A HAEMOPHILIAC infected with HIV in the ‘Tainted Blood’ scandal has branded the Government 'a disgrace' for refusing to pay compensation.

John Smith (not his real name) will get just £90 a year to pay for his prescriptions in a £130million package of support for victims.

Mr Smith contracted the disease and HIV when given contaminated blood to treat haemophilia, a rare inherited disorder which means blood does not clot properly.

One of the worst treatment disasters in NHS history, the blunders in the 1970s and 1980s has since led to almost 2,000 deaths. Some 4,670 people were infected with Hepatitis C and 1,243 of those got HIV.

This week the Government announced that patients with Hepatitis C who develop serious liver conditions will now see their lump sum payments double from £25,000 to £50,000, with a new annual payment of £12,800.

The ex-gratia scheme will include posthumous payments to the families of Hepatitis C sufferers who died before August 29, 2003.
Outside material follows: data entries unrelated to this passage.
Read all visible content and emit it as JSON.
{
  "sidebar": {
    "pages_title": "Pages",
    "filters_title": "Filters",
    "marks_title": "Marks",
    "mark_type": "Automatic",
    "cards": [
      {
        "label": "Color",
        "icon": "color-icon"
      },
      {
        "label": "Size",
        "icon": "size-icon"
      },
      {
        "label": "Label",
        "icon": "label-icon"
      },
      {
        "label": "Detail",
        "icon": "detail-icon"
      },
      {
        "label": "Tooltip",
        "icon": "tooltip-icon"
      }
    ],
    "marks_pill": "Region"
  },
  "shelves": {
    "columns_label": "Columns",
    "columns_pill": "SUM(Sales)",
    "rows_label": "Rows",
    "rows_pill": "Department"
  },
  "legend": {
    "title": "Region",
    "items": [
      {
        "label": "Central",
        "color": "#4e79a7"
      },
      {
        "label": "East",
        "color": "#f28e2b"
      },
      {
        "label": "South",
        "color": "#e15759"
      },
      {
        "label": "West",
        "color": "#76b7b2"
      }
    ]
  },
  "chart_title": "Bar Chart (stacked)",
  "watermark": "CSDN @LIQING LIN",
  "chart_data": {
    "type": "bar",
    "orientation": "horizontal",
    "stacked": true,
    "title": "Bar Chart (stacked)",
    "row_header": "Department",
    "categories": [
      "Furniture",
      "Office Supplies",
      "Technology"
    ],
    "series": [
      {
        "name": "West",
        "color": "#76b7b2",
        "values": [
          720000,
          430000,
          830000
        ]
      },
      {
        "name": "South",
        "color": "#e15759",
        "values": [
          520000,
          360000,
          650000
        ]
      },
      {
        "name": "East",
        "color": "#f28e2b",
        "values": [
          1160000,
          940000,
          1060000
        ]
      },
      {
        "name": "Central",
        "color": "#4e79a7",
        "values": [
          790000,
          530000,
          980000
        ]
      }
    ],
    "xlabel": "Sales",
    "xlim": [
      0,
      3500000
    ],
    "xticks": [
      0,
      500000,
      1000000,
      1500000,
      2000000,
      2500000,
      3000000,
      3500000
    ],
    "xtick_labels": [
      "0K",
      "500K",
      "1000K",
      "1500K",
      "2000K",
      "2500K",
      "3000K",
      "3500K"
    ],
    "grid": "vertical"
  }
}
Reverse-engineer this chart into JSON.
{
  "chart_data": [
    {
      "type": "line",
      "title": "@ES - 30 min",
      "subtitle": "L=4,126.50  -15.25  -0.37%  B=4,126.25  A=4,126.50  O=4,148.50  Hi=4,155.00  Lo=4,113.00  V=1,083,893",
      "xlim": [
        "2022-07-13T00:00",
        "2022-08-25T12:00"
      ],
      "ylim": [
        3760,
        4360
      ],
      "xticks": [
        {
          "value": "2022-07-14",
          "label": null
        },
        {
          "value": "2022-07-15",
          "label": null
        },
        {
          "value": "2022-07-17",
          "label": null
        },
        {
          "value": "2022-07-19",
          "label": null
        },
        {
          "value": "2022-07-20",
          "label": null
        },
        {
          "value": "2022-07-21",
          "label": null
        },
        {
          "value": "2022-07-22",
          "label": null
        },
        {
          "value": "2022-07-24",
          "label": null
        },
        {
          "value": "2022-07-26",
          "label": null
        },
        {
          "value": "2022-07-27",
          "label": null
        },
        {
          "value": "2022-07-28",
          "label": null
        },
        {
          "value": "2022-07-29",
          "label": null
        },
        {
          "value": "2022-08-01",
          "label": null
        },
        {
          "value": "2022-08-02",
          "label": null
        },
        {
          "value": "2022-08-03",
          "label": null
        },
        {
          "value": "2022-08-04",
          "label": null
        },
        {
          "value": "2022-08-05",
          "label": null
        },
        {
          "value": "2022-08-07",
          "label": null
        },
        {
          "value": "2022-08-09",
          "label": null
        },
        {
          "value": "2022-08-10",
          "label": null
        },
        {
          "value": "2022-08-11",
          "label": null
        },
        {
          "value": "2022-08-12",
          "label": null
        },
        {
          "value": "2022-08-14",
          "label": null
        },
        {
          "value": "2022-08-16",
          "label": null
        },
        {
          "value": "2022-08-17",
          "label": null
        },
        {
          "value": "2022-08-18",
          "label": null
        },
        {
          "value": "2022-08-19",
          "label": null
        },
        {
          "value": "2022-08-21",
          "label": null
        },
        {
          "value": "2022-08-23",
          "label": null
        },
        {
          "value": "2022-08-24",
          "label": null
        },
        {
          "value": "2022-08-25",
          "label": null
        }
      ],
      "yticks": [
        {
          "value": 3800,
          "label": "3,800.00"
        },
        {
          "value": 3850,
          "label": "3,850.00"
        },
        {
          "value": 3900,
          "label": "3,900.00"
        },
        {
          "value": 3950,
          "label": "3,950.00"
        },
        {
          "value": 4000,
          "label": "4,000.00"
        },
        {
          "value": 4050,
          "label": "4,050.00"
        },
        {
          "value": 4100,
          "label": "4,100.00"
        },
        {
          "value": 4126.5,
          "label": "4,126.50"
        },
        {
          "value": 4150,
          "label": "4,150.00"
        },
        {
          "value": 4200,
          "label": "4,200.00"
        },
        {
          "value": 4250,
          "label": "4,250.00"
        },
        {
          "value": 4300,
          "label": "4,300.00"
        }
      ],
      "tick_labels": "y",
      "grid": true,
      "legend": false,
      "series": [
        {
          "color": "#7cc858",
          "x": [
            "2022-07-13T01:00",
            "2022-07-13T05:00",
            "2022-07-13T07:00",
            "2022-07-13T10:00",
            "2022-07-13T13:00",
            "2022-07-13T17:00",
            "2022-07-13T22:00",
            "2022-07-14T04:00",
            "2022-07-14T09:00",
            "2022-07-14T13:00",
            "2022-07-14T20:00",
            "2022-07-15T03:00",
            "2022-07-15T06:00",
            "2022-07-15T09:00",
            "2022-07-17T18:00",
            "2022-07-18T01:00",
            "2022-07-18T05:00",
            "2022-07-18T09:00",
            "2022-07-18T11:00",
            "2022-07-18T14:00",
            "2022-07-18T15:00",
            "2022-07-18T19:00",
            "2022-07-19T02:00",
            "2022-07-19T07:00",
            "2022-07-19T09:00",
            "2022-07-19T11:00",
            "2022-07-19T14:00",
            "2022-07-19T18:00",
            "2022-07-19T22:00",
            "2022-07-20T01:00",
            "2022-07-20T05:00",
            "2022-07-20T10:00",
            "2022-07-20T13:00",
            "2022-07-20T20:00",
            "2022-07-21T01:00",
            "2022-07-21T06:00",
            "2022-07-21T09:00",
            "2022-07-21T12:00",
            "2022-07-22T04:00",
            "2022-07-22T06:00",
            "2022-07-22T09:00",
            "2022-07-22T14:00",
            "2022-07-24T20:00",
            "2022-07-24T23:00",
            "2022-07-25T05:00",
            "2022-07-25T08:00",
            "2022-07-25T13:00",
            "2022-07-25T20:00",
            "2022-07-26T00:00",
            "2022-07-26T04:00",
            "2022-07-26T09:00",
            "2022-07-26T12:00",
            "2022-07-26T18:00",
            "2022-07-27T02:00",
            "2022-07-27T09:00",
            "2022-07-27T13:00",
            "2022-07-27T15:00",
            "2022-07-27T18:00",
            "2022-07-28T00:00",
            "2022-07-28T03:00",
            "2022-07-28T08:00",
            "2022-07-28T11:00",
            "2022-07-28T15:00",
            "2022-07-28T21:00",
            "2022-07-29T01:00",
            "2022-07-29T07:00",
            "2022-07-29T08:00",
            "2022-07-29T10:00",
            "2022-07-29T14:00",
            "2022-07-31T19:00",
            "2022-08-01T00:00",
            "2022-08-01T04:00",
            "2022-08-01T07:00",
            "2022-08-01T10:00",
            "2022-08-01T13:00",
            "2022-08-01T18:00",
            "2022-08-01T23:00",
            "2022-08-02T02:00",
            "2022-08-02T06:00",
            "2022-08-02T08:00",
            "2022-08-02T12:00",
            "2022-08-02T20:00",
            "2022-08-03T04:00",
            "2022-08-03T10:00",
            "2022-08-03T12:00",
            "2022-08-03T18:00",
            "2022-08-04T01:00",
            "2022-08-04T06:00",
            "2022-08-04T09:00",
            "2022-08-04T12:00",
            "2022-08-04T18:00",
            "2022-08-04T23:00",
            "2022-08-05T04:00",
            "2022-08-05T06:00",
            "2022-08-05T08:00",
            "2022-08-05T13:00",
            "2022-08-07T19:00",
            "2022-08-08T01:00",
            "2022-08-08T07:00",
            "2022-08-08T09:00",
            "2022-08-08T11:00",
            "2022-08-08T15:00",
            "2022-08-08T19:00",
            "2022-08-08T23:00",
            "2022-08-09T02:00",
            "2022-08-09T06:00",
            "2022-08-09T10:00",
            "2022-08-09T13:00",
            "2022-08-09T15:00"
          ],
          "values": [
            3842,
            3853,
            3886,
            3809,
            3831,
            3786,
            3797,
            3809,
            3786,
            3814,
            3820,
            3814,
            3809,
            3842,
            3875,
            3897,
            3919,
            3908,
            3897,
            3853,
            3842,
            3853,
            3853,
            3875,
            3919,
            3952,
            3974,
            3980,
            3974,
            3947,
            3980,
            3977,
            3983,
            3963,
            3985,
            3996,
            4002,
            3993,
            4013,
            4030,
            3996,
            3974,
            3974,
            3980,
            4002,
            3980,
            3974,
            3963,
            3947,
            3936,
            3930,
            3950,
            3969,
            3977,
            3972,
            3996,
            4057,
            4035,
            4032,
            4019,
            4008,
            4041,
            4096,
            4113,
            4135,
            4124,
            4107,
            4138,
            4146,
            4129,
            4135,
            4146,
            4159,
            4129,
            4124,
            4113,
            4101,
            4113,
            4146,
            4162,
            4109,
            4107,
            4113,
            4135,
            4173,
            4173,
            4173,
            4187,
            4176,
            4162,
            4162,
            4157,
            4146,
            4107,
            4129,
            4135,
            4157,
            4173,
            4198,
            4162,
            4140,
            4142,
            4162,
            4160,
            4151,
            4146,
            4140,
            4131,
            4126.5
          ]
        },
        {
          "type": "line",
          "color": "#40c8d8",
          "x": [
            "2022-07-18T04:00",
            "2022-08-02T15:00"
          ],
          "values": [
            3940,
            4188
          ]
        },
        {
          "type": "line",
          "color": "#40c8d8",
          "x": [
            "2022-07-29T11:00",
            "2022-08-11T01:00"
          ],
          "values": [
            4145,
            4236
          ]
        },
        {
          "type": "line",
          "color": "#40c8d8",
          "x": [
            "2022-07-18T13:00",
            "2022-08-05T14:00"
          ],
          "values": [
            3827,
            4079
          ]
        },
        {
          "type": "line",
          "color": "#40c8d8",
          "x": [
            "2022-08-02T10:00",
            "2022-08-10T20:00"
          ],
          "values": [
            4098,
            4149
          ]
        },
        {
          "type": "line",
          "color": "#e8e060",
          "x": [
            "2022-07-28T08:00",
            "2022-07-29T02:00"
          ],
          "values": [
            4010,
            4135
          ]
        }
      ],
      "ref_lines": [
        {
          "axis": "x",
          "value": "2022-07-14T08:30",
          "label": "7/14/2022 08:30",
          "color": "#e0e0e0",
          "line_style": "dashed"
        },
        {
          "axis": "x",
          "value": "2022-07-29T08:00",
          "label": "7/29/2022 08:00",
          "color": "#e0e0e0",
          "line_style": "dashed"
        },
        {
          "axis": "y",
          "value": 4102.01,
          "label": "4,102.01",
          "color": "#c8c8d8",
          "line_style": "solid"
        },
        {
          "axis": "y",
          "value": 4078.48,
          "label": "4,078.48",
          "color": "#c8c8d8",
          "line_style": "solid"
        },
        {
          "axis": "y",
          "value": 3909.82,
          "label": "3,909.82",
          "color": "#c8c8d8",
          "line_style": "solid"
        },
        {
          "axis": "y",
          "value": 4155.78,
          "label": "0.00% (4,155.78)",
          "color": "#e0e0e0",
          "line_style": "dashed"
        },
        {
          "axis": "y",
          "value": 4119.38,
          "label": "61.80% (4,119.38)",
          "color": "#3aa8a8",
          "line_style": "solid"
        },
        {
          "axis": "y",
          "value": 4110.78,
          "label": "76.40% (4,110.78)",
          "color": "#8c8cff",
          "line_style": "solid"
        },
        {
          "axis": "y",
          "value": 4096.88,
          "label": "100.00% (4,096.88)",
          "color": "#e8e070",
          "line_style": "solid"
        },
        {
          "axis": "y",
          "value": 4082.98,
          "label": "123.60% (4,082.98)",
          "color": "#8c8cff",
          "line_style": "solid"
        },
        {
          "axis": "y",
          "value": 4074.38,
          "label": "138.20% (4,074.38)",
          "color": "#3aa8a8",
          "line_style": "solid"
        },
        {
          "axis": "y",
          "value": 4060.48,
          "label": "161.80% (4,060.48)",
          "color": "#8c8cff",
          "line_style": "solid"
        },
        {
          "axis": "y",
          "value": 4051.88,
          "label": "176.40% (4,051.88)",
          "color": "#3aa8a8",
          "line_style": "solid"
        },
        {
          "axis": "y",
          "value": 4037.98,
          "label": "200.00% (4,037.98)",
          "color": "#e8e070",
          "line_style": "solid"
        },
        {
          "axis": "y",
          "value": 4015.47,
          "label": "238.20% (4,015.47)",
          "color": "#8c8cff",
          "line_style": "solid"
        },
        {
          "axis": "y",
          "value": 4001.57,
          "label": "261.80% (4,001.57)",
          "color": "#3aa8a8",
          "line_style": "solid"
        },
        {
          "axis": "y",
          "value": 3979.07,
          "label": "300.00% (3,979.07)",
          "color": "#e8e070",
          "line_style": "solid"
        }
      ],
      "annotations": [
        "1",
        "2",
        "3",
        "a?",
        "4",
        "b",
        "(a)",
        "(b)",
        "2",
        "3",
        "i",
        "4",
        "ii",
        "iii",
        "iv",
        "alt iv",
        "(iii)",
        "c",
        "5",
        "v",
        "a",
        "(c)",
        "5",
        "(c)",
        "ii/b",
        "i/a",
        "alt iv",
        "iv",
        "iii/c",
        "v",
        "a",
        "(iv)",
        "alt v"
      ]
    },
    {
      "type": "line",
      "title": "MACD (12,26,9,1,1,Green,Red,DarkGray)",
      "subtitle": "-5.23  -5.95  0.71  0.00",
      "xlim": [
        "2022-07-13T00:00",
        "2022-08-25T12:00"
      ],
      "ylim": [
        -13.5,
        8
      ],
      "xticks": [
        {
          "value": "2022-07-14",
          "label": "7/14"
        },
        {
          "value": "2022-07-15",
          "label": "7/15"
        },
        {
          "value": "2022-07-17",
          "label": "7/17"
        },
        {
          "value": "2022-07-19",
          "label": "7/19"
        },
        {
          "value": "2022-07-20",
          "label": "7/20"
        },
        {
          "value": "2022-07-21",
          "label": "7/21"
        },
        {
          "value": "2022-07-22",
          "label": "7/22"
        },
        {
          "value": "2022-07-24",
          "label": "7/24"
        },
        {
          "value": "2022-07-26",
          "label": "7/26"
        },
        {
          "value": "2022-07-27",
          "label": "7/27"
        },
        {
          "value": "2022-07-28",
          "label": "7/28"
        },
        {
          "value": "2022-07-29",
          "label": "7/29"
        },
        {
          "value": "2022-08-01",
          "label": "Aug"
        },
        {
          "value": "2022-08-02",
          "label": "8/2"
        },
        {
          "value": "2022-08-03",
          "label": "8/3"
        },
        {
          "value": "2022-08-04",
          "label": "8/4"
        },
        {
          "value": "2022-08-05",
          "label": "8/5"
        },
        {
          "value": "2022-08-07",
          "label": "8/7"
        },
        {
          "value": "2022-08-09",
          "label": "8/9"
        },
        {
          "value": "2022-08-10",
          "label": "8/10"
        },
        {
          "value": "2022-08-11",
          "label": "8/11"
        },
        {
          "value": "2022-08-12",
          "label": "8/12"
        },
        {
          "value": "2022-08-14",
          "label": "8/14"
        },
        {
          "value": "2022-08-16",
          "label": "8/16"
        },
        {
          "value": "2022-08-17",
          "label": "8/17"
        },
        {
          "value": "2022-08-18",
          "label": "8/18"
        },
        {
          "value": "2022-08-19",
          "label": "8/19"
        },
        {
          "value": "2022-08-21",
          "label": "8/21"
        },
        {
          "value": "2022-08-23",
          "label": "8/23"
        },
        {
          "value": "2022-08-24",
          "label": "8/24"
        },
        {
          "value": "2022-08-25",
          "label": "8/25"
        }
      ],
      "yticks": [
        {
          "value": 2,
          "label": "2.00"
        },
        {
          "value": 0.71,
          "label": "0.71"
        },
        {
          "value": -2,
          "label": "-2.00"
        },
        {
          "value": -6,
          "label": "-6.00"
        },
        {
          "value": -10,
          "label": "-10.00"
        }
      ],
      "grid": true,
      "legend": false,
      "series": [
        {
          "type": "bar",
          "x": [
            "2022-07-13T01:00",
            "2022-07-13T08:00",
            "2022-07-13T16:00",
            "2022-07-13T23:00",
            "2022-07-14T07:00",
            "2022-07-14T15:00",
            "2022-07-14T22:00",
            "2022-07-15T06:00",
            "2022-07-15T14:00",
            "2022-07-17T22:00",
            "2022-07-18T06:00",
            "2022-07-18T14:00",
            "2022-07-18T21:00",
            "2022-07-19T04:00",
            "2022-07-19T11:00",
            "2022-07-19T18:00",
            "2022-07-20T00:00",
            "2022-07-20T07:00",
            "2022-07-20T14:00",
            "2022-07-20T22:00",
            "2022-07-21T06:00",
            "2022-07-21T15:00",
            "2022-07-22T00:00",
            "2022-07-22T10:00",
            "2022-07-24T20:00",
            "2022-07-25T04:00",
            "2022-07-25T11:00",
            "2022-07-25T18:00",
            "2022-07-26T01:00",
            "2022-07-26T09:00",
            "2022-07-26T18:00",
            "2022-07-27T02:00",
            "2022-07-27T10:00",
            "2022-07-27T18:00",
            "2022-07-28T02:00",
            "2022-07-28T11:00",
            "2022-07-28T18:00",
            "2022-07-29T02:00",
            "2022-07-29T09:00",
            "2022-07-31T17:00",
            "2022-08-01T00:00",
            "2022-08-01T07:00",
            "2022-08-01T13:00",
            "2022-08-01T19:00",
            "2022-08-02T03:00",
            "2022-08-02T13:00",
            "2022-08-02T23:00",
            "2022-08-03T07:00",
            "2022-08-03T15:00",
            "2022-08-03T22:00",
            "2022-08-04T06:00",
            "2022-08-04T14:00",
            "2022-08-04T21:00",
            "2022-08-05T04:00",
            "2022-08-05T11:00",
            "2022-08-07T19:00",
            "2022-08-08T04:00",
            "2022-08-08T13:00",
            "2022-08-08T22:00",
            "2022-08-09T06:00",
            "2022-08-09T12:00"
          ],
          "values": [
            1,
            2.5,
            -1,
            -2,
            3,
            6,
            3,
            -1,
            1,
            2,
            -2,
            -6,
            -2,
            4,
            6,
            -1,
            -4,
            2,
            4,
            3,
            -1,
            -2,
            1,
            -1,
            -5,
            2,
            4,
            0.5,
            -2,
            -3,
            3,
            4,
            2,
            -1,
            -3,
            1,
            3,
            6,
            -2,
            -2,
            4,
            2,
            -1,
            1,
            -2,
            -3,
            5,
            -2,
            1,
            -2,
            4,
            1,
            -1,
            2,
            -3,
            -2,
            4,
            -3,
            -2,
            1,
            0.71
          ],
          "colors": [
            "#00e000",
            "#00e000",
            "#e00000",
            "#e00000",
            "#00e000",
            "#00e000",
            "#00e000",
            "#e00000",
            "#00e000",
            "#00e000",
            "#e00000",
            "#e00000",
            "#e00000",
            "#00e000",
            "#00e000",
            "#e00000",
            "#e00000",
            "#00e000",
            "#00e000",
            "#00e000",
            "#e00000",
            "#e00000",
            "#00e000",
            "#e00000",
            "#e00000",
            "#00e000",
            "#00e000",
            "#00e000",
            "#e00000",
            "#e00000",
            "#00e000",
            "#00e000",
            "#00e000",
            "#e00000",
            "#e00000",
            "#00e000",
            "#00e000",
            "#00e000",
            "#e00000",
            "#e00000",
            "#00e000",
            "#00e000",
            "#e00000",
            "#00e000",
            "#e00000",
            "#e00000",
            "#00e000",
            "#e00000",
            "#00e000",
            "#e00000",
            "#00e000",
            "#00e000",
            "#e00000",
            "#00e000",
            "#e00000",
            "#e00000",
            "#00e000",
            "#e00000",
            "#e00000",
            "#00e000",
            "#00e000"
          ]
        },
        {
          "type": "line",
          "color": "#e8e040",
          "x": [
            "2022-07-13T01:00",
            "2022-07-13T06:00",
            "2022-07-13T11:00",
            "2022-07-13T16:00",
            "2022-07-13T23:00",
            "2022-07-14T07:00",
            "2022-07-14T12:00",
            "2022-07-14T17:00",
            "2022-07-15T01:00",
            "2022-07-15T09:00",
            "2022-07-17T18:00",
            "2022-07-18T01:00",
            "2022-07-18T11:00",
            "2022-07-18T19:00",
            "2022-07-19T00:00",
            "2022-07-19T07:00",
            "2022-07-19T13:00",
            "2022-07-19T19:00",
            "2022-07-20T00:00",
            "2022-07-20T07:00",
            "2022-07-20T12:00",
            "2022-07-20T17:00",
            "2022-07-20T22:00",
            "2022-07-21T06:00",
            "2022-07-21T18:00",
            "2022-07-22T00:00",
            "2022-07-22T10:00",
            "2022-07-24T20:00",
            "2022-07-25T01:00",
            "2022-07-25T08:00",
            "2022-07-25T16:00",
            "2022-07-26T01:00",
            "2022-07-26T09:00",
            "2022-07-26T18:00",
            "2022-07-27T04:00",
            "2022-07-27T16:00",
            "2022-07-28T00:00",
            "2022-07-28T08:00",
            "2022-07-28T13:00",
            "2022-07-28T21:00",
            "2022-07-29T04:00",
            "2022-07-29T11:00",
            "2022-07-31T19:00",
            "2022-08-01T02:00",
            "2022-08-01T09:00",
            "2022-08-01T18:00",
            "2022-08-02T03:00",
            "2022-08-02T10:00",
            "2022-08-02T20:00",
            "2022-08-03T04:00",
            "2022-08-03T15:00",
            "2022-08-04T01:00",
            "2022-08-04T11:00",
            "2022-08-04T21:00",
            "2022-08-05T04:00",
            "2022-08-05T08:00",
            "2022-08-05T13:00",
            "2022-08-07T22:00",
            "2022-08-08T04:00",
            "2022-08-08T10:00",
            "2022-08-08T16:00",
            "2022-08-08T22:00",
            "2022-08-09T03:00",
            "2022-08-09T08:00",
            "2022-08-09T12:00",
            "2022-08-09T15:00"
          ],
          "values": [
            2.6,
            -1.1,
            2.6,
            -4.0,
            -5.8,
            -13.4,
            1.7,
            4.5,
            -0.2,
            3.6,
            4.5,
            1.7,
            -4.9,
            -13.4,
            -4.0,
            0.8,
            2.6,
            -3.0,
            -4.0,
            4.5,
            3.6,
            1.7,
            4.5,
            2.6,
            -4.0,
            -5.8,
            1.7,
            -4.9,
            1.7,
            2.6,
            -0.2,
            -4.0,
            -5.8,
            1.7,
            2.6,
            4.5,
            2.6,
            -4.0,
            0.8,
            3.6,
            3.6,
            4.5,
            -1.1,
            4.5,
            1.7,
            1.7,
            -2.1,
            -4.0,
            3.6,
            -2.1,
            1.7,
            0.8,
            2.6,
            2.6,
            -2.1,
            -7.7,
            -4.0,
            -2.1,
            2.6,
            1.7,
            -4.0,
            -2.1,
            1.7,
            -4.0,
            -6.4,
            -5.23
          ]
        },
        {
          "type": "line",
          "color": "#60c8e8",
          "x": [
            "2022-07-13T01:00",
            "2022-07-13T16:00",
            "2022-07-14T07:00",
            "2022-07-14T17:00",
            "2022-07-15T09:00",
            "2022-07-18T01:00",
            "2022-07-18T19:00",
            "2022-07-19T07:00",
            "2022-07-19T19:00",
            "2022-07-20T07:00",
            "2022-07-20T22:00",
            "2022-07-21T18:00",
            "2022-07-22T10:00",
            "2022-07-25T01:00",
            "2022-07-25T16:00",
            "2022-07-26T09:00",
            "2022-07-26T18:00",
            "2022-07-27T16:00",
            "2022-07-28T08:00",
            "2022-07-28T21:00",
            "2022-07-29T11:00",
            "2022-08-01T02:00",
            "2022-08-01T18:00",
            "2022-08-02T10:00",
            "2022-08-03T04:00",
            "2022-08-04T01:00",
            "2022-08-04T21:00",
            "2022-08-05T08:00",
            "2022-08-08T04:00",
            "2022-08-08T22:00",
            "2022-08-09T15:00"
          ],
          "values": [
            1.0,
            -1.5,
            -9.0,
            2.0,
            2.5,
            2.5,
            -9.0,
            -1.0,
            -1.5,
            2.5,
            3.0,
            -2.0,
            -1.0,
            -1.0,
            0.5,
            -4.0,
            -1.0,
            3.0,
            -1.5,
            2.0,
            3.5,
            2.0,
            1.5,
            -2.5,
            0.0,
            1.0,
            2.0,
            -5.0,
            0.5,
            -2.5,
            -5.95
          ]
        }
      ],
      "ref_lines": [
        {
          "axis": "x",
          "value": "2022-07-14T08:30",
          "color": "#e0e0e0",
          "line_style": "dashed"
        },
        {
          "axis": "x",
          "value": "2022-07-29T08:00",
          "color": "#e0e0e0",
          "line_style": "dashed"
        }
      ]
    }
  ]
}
But people like Mr Smith will simply get £90 a year to pay his prescriptions because he has not yet developed serious liver problems.

The 56-year-old man from Blackburn, said: “I am disgusted.

“If you compare it to the outcome of the southern Ireland case, where patients received £350,000 on average. It’s just a farce."

Mr Smith said the fight for compensation was not over.

He said: “They have still not admitted liability. This is not justice.”

An independent inquiry recommended that payments in the UK should match those in the Republic of Ireland.

But this was ruled out by the Government, which claimed such a scheme could cost more than £3billion.

Mr Lansley told MPs there was a fundamental legal difference between the situation in Ireland, where blame was admitted by the authorities, and the UK.

He said: “In this country we are not providing compensation, we are literally recognising the harm that has occurred."